The Water-Finders
---------
----
Willowton is a village of some seventeen thousand population, large enough for the inhabitants to talk of going up the town when they mean the broad main street which stands on a gentle slope leading from the railway station to the church. This street, which is paved at the sides with nice old-world, ankle-twisting cobbles, boasts of two drapers', a chemist's, a saddler's, grocer's, and bootmaker's shops. Away in the less aristocratic parts of the village are the butchers and bakers, and the miscellaneous stores so dear to the country housewives. About the middle of the town, in the very widest part, is the bridge, and close to the bridge itself is the Wild Swan public-house, or rather hotel , as it calls itself.

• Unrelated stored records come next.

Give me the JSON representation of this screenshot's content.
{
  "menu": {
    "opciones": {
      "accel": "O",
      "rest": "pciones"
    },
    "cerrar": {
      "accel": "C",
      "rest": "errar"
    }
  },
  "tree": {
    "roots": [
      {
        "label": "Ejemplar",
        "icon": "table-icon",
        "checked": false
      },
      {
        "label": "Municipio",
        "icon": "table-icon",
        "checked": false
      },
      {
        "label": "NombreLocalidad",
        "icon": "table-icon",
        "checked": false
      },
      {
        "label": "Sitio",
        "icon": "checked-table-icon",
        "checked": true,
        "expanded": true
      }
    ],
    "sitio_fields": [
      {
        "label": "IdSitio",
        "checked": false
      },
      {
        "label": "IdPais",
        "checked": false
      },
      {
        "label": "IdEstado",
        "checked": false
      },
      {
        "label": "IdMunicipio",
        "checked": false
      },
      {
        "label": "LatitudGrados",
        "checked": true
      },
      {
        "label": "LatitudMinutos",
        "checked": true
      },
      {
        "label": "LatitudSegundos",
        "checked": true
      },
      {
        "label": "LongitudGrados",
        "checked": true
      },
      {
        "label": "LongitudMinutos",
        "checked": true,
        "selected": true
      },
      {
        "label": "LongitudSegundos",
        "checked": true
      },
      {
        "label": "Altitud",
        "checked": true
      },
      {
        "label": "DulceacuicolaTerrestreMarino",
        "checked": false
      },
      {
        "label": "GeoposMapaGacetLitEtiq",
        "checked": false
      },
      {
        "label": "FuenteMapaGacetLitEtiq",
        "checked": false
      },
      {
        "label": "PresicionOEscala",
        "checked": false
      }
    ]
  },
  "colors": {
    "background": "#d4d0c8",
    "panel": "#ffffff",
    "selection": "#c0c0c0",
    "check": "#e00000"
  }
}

The little stream that runs under the bridge comes along through miles of cool meadows, now golden with buttercups, for it is May. It comes through many gardens and orchards, now white with apple blossom; and when it leaves the bridge it burrows underground for some little distance, and reappears at the foot of the cottage gardens, to lose itself in pleasant meandering through more flowery meadows, till it passes out of the ken of Heigham folks, and out of our story's picture.
It was noon, and the sun was hot and the stream was low. There had been no rain for several weeks. The March winds had blown the seeds about; the wheat even drooped in the fields; April had refused her usual showers, and there was a dry, parched look everywhere while yet it was only May. Three men hung over the bridge, lazily resting their elbows on the parapet, and looking down into the water below at a large trout that was lying under a stone, waiting his opportunity to make his way further upstream to a deeper pool under the garden bank. Of these three loafers, as the neighbours called them, one was a strong, well-built young man of one or two-and-twenty. His flushed face betrayed the fact that he had already visited the Wild Swan over the way; his great strong limbs were loosely knit; his big hands showed little signs of work; his lazy blue eyes looked as if they had never done anything more harmful or more useful than watch for trout.